Example: Between the word net or amount and the word EUR or €, all number characters are found and output with two digits after a period or comma.
(?<=Net|Amount)(:)*([\s]*|(EUR|€))*(((\d*(,|.))*\d{2}))*
Since one cannot be one hundred percent sure that all values searched for in this way have been correctly recognized, the Document Review feature is very well suited for checking the values in the WebClient and correcting or supplementing them if necessary, see also Document review.


Removes spaces at the beginning and end of the recognized text in the OCR zone (visible in the zone preview).

Removes all spaces from the recognized text of the OCR zone within the zone content - including at the beginning and at the end (visible in the zone preview).

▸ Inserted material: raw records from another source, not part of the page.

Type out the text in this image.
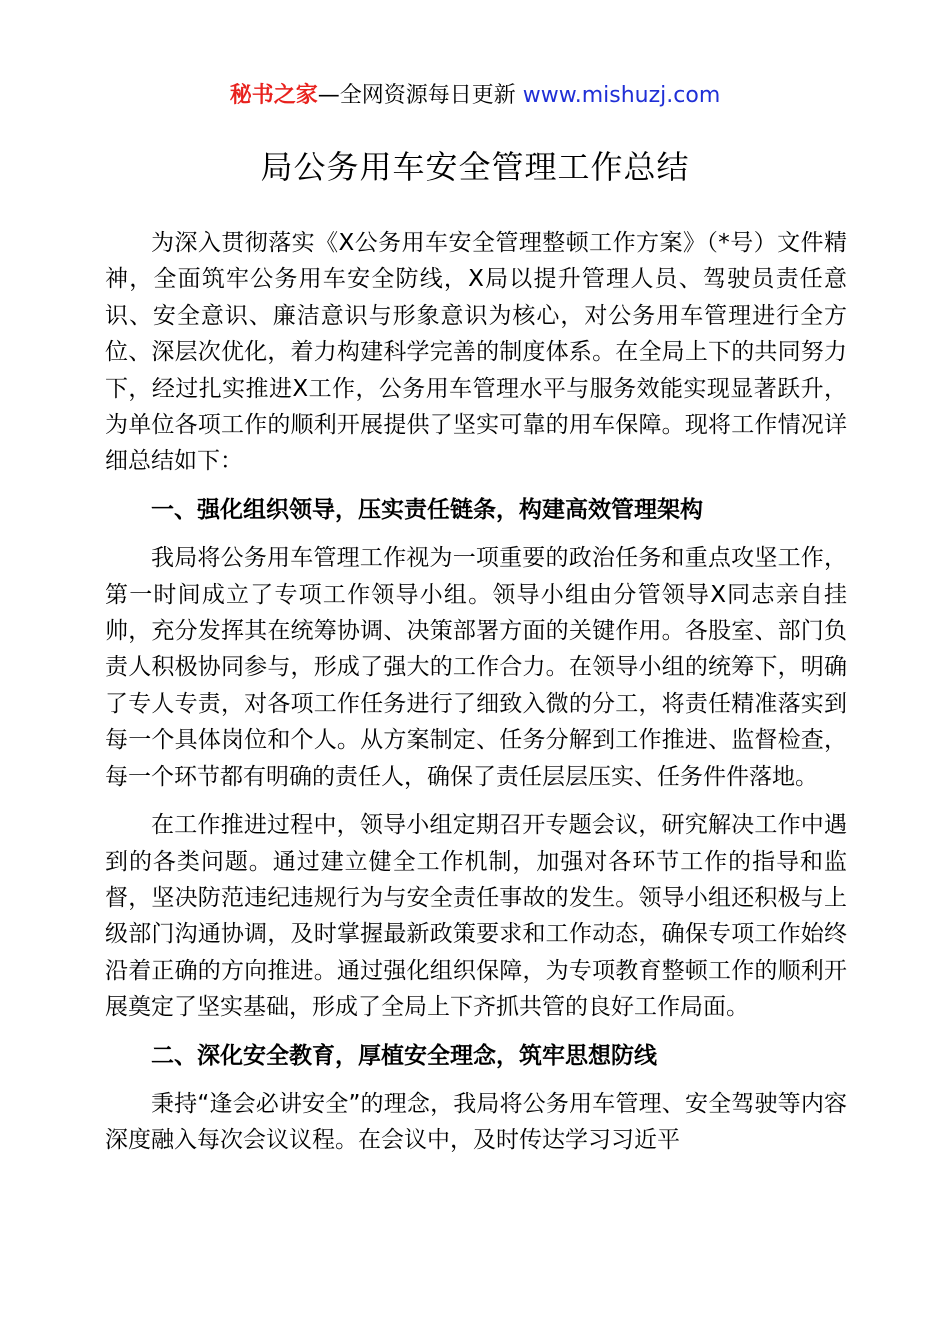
秘书之家—全网资源每日更新 www.mishuzj.com
局公务用车安全管理工作总结

为深入贯彻落实《X公务用车安全管理整顿工作方案》（*号）文件精神，全面筑牢公务用车安全防线，X局以提升管理人员、驾驶员责任意识、安全意识、廉洁意识与形象意识为核心，对公务用车管理进行全方位、深层次优化，着力构建科学完善的制度体系。在全局上下的共同努力下，经过扎实推进X工作，公务用车管理水平与服务效能实现显著跃升，为单位各项工作的顺利开展提供了坚实可靠的用车保障。现将工作情况详细总结如下：

一、强化组织领导，压实责任链条，构建高效管理架构

我局将公务用车管理工作视为一项重要的政治任务和重点攻坚工作，第一时间成立了专项工作领导小组。领导小组由分管领导X同志亲自挂帅，充分发挥其在统筹协调、决策部署方面的关键作用。各股室、部门负责人积极协同参与，形成了强大的工作合力。在领导小组的统筹下，明确了专人专责，对各项工作任务进行了细致入微的分工，将责任精准落实到每一个具体岗位和个人。从方案制定、任务分解到工作推进、监督检查，每一个环节都有明确的责任人，确保了责任层层压实、任务件件落地。

在工作推进过程中，领导小组定期召开专题会议，研究解决工作中遇到的各类问题。通过建立健全工作机制，加强对各环节工作的指导和监督，坚决防范违纪违规行为与安全责任事故的发生。领导小组还积极与上级部门沟通协调，及时掌握最新政策要求和工作动态，确保专项工作始终沿着正确的方向推进。通过强化组织保障，为专项教育整顿工作的顺利开展奠定了坚实基础，形成了全局上下齐抓共管的良好工作局面。

二、深化安全教育，厚植安全理念，筑牢思想防线

秉持“逢会必讲安全”的理念，我局将公务用车管理、安全驾驶等内容深度融入每次会议议程。在会议中，及时传达学习习近平
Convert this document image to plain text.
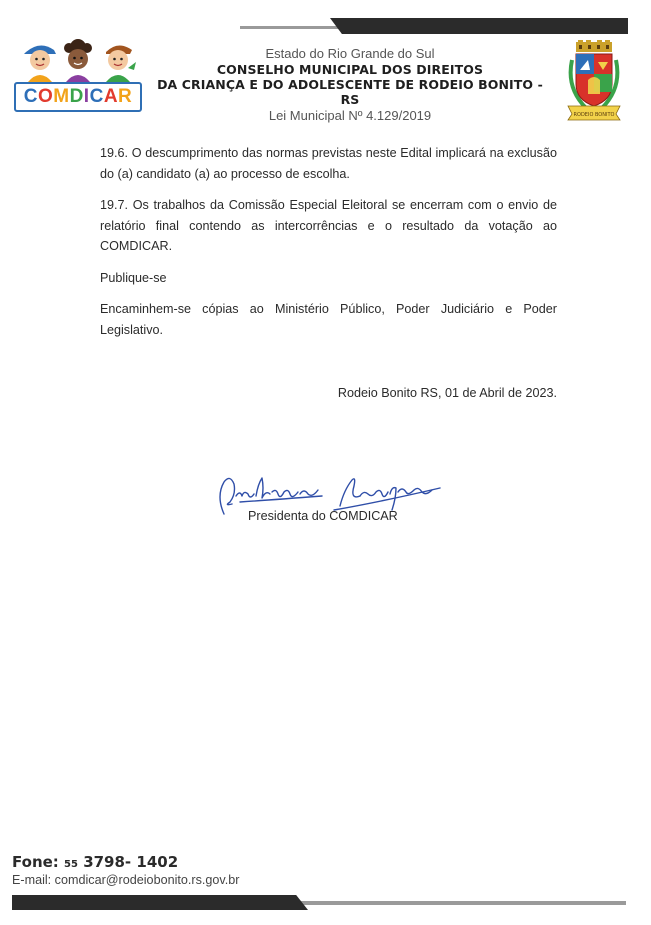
C O M D I C A R
Estado do Rio Grande do Sul
CONSELHO MUNICIPAL DOS DIREITOS
DA CRIANÇA E DO ADOLESCENTE DE RODEIO BONITO - RS
Lei Municipal Nº 4.129/2019	RODEIO BONITO

19.6. O descumprimento das normas previstas neste Edital implicará na exclusão do (a) candidato (a) ao processo de escolha.

19.7. Os trabalhos da Comissão Especial Eleitoral se encerram com o envio de relatório final contendo as intercorrências e o resultado da votação ao COMDICAR.

Publique-se

Encaminhem-se cópias ao Ministério Público, Poder Judiciário e Poder Legislativo.

Rodeio Bonito RS, 01 de Abril de 2023.
Presidenta do COMDICAR
Fone: 55 3798- 1402
E-mail: comdicar@rodeiobonito.rs.gov.br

Converts the text of the OCR zone completely to lowercase (visible in the zone preview).

When recognizing barcodes, it may happen that a barcode is recognized but its type or content cannot be read immediately. This is usually because the code is slightly skewed on the surface. IQ4docs can then try to slightly rotate the area where the barcode was found, step by step, to enable recognition of the code.
Note that this option is computationally intensive and slows down detection. Enable the option only if codes are frequently not recognized.

To get a better result in the recognition of barcodes, the image can be inverted.
The inversion is done internally and is used purely for processing. The scan itself is then always output normally (i.e. not inverted). Try out which setting gives the best result for your scans.
- Auto: The system itself decides whether the processing is done with a normal or inverted image.
- Normal: The processing is done with a normal image.
- Inverse: The processing is done with an inverted image.

You can select the type of barcode recognition. Smart offers high detection speed and reliability. If problems occur with very high resolutions of the image file to be processed (very long processing time or incorrect recognition of codes), you can set the barcode recognition to Alternative and check whether this method provides better results with your scans.

Specify here how many words from the beginning of the recognized text should be used (e.g. 1 uses only the first word of the recognized text as zone text (visible in the zone preview).


The ImageService processes image data (e.g. from scans) and performs file format conversions, image optimization and the OCR function. It stores files in desired destination directories (depending on the module used, the rights of the user executing its application pool are used for this purpose). Its log file is Logs\ImageService.log.